L’Italie déploie son charme dès Monte-Carlo. En effet, « Pasolini en clair-obscur » est la présentation d’une exposition dédiée à l’éminent intellectuel italien (1922-1975), mise en scène par le Nouveau Musée national de Monaco. Dissimulé derrière des lunettes sombres, son regard semble plongé vers la mer Méditerranée. Il avait entrepris en 1959 un voyage à travers l’Italie bord de mer, partant de Vintimille, situé à une vingtaine de km à l’est de la principauté, pour finir à Trieste, sur la côte adriatique. En cours de route, il a consigné ses observations qui ont contribué à l’écriture de son récit, La longue route de sable (Arléa, 2004).
Voyons à travers cette affiche un signe. Notre investigation emprunte en effet le même chemin et s’appuie sur le même principe : quoi de mieux que la mer pour réfléchir sur les splendeurs et les tristesses, les tourments et les énigmes de l’Italie ? Chaque été, plus des deux tiers des Italiens s’installent au bord de l’eau, la plupart du temps sur des plages privées, en compagnie de leur élites politiques et de leurs idoles.

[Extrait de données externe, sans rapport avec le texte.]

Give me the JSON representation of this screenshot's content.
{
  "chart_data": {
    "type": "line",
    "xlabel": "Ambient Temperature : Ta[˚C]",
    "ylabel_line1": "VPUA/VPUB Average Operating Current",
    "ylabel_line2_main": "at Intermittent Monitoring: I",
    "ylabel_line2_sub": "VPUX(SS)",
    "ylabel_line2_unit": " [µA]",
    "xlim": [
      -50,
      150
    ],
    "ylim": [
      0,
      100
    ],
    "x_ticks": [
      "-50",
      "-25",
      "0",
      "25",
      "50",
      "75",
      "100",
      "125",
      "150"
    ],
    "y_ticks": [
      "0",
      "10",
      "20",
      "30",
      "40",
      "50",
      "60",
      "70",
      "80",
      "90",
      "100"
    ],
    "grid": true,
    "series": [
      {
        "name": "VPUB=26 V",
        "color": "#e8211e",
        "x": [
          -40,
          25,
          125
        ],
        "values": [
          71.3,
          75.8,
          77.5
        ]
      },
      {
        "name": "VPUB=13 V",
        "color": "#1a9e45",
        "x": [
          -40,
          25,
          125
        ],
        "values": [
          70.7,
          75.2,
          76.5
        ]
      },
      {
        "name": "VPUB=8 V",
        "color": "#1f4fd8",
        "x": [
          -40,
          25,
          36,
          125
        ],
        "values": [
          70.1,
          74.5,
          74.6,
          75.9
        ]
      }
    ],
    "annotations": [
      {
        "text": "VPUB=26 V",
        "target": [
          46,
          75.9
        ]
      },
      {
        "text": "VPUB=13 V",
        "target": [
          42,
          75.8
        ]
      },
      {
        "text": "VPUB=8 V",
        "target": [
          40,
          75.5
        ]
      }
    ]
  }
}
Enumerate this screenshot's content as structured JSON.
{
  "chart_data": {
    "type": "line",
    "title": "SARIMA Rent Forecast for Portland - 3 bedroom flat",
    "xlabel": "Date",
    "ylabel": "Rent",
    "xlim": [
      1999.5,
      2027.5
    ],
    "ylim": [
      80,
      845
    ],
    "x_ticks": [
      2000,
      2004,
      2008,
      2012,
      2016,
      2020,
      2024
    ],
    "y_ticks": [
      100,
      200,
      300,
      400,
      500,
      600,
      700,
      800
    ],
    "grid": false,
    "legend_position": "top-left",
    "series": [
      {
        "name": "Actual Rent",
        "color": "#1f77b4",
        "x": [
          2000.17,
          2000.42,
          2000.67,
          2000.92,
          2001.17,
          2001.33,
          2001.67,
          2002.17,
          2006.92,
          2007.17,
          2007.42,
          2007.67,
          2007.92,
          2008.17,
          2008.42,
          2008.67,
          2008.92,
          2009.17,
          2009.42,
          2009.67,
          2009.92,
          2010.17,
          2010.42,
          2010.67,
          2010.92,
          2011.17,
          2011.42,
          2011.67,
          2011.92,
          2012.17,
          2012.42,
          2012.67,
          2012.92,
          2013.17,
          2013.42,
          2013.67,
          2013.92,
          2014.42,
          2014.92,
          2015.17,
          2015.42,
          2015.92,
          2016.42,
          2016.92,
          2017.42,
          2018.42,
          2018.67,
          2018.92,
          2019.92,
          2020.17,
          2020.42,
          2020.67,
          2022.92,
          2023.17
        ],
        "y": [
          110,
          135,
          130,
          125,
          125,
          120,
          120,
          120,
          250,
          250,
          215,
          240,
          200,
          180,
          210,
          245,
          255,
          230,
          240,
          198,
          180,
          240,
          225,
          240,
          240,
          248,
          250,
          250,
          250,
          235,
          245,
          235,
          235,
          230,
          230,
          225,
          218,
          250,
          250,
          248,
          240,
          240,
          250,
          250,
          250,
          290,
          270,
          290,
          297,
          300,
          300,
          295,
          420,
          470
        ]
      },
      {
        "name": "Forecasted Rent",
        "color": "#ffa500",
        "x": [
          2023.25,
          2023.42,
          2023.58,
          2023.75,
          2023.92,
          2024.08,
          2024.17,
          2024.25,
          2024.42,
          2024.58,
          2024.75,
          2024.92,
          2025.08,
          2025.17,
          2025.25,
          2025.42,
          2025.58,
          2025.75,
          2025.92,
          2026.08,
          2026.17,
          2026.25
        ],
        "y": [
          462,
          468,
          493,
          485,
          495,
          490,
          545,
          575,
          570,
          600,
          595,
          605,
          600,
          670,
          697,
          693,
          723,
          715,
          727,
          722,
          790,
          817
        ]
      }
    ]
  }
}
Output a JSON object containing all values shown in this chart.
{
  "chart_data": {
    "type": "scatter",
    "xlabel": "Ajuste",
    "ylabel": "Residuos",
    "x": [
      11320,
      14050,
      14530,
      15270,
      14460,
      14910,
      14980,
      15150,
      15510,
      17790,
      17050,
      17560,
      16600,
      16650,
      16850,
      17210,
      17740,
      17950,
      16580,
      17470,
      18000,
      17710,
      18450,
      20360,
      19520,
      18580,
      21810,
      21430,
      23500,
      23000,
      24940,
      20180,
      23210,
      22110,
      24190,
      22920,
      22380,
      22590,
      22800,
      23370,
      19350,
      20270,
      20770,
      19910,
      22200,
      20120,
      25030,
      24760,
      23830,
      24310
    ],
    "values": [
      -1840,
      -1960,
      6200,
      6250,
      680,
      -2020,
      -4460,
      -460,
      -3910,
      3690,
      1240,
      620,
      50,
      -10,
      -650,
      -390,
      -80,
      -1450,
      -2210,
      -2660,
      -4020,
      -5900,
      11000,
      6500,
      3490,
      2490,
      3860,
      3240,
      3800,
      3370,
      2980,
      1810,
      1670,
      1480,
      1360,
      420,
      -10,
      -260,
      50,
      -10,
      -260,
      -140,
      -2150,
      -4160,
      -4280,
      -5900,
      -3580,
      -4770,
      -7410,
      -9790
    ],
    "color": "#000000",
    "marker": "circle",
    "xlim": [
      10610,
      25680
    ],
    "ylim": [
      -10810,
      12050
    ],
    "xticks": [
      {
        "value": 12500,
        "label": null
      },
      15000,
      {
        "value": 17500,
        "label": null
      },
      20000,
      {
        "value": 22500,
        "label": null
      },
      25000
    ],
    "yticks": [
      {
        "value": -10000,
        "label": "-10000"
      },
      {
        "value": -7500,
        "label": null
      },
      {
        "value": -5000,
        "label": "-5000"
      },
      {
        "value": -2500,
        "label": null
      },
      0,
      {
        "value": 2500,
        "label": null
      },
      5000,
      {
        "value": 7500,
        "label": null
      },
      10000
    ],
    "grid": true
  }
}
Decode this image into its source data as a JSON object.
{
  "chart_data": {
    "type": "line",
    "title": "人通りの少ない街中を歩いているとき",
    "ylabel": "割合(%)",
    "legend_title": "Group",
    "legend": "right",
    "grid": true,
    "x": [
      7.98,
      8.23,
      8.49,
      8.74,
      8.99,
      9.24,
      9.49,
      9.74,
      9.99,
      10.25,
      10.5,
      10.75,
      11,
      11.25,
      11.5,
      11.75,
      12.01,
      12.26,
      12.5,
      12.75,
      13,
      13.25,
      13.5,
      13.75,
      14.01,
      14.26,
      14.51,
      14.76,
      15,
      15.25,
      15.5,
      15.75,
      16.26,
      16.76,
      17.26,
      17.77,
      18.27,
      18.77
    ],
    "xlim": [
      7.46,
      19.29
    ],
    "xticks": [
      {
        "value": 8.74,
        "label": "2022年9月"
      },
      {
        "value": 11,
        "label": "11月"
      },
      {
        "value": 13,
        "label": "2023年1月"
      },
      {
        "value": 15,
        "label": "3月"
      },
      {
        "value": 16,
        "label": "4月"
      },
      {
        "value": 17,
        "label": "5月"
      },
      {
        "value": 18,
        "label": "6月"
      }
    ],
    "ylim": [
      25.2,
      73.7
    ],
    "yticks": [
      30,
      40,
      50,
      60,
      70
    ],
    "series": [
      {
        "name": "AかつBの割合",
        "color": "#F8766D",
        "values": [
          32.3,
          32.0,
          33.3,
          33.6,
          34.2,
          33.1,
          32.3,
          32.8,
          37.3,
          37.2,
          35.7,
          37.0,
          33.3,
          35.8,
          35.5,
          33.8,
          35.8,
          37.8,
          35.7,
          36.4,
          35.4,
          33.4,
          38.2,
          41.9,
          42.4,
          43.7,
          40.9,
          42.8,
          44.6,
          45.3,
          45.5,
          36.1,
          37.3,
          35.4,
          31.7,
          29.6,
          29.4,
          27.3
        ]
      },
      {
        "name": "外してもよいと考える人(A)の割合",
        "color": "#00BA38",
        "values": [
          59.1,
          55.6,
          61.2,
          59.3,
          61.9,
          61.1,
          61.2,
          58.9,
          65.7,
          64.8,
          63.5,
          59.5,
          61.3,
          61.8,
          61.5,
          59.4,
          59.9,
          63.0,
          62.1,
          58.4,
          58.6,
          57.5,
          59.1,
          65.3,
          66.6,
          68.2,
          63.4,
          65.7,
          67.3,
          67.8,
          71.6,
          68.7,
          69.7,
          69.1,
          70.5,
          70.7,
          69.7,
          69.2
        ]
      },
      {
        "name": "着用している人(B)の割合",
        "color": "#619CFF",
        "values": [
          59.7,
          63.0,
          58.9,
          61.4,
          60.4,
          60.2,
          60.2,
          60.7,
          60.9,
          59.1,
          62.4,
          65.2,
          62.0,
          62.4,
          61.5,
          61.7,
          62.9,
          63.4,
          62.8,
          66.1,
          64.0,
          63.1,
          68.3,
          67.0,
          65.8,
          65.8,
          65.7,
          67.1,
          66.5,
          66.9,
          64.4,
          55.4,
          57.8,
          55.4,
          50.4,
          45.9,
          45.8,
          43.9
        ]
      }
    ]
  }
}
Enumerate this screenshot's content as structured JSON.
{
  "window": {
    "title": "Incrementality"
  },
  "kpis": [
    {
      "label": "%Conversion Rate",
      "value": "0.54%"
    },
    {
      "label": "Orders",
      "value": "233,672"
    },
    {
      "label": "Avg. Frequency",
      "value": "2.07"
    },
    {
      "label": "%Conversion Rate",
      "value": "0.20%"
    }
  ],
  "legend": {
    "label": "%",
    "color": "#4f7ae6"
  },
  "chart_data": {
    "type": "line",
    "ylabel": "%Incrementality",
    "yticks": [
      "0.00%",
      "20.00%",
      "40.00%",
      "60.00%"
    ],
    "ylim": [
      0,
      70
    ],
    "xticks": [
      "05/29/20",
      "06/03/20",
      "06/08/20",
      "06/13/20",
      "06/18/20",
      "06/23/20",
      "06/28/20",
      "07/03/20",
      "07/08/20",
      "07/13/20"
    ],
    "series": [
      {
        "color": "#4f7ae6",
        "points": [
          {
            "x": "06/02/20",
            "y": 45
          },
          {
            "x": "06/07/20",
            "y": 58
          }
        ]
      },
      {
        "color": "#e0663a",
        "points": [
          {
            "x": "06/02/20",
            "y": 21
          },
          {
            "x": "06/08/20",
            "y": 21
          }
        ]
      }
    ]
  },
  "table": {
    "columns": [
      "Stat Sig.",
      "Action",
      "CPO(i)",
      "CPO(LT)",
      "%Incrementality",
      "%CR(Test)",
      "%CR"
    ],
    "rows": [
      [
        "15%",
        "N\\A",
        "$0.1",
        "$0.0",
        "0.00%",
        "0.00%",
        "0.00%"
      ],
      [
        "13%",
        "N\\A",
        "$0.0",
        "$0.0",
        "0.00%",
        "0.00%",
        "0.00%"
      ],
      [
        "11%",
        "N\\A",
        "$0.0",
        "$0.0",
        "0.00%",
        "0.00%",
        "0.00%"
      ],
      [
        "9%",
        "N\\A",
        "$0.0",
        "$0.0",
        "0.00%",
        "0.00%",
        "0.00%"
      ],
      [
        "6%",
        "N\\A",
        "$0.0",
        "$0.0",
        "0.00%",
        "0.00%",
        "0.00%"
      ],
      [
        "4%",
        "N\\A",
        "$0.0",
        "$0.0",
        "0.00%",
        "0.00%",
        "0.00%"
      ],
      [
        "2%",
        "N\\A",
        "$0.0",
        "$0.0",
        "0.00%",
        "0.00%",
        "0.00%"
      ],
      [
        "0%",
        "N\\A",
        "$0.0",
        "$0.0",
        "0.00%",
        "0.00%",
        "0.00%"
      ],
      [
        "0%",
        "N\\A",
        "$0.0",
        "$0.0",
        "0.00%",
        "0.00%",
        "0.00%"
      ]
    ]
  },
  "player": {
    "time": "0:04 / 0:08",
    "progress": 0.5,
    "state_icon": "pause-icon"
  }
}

Dans ces lieux de jouissance hédonistes, ils retrouvent la douceur de la dolce far niente, qu’exprimaient également leurs ancêtres romains avec le terme otium : le corps se détend, l’esprit s’allège. Néanmoins, ces lieux sont également le théâtre des mafias, du fascisme, du changement climatique, de la crise migratoire et de l’économie : la mer, le soleil et le sable sont les principaux acteurs d’une économie prospère, bien que peu transparente, qui engendre ses propres oligarques.
Un défi.
Avant de se diriger vers Vintimille, faisons une halte à Monaco. Nous avons eu la chance de converser avec Flavio Briatore, un italien de 74 ans. Au fil de sa vie, ce personnage est passé par de nombreux métiers, tels que moniteur de ski, assureur et magnat de la Formule 1. Il est célèbre pour ses problèmes avec le fisc et ses anciennes relations, a été fugitif aux Îles Vierges avant d’être enfin amnistié. Briatore est le créateur d’un gigantesque réseau balnéaire qui comprend des restaurants, des discothèques et des plages privées sous les emblèmes de Twiga et Billionaire. Pour cet entrepreneur, les Italiens ne choisissent pas ce métier par nécessité, mais par passion. Son credo est de faire se sentir le client chez lui, à l’aise, comme en famille. Effectivement, à Monaco, il est dans son élément : son restaurant du Twiga donne sur la plage du même nom ainsi que sur la boîte de nuit du Twiga. Il doit nous interrompre car il attend le maire de Vintimille. Ils doivent embaucher une quarantaine de travailleurs pour l’inauguration de leur prochain site balnéaire à la fin du mois de juin.
À Vintimille, le nouveau Twiga est placé dans la baie Grimaldi, niché entre la voie ferrée, la route côtière et les montagnes alpines. Des cabanes en bois, converties en maisons de villégiature, rappellent l’époque où les pêcheurs y stockaient leurs bateaux. « Il était courant de voir des bergers faire paître leur bétail ici. C’est difficile à croire aujourd’hui, mais des plantes poussaient dans le sable », indique Rudy Valfiorito, un vigneron militant pour des groupes écologistes. C’est l’une des dernières plages naturelles d’une région déjà assiégée par le tourisme de masse.